The prosecution rested its case Monday in the trial of Dzhokhar Tsarnaev, the ethnic Chechen facing the death penalty for his role in the Boston Marathon bombings.
Prosecutors yielded to the defense after summoning 92 witnesses to the stand over the past weeks as they built a case against the 21-year-old as an active and willing participant in the bombings that ripped through crowds gathered near the finish line of the famous race on April 15, 2013.
Three people were killed and 264 others wounded in the blasts, the worst in the United States since the September 11, 2001 attacks on the World Trade Center and the Pentagon.
The prosecution's final witness was forensic expert Henry Nields, who recounted in gruesome detail the injuries suffered by the youngest victim, eight-year-old Martin Richard, who was torn apart by the pressure-cooker bomb that Tsarnaev placed in the crowd near the finish line.
The child's clothing was shown to jurors, some of whom were unable to hold back tears.

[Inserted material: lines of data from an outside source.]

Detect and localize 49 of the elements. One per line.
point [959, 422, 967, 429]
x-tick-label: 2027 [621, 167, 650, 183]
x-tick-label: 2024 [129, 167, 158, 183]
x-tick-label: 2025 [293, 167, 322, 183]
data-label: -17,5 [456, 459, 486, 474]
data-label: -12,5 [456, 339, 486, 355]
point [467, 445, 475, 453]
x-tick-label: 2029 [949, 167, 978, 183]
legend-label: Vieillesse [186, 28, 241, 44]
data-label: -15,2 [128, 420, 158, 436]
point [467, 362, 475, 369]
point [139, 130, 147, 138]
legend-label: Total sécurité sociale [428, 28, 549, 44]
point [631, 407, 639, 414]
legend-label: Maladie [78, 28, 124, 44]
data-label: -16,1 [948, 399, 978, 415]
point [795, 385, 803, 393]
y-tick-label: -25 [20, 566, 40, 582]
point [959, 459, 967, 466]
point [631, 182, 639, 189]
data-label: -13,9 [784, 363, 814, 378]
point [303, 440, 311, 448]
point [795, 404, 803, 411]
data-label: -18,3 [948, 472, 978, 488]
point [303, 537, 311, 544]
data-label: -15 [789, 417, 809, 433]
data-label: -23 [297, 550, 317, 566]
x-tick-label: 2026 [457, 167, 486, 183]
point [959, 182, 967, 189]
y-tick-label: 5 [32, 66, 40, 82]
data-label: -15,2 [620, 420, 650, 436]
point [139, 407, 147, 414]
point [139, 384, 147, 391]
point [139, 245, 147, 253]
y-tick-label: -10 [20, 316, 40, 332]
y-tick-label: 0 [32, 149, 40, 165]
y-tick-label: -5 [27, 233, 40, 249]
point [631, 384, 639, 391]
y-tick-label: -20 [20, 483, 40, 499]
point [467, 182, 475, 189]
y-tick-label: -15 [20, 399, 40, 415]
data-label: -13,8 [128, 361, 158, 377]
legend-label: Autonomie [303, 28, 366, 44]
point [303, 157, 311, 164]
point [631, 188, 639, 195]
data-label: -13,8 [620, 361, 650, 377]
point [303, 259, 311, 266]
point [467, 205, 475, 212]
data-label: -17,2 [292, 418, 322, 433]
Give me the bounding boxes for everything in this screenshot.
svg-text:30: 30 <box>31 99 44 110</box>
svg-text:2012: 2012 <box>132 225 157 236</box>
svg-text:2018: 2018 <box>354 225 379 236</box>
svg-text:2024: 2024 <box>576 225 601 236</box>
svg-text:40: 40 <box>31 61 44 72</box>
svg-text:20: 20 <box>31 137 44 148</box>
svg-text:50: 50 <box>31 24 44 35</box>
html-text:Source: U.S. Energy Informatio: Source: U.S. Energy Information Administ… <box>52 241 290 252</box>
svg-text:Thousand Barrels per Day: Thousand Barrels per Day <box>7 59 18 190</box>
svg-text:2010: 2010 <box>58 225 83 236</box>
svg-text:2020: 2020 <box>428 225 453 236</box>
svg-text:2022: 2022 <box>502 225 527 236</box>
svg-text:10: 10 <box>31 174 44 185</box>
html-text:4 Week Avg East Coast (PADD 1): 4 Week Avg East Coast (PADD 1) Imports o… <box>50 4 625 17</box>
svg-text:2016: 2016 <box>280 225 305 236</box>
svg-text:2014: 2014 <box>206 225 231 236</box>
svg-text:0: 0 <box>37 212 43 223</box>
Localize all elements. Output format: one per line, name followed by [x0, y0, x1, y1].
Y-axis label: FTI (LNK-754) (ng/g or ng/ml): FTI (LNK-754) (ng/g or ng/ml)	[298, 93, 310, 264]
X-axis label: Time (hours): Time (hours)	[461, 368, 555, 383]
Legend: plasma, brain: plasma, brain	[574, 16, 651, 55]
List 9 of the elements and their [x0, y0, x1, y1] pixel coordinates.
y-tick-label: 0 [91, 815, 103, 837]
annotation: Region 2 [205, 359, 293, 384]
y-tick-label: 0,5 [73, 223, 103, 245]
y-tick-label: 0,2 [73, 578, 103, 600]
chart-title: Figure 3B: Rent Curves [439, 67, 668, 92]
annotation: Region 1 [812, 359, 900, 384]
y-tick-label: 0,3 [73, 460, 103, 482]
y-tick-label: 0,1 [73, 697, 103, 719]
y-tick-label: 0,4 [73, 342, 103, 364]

They also were shown photographs of the Richard family, standing on the race's sidelines in front of Tsarnaev. Another showed Martin Richard lying on the ground.
From the start of the trial, the defense has acknowledged Tsarnaev's role in the bombing, but has advanced the idea that he was under the influence of his older brother Tamerlan, 26, who was killed three days after the bombings in a shoot-out with police.
The younger Tsarnaev was unreadable on Monday, as he has been throughout the trial, his head down as witnesses testified or occasionally talking with his lawyer, Judy Clarke.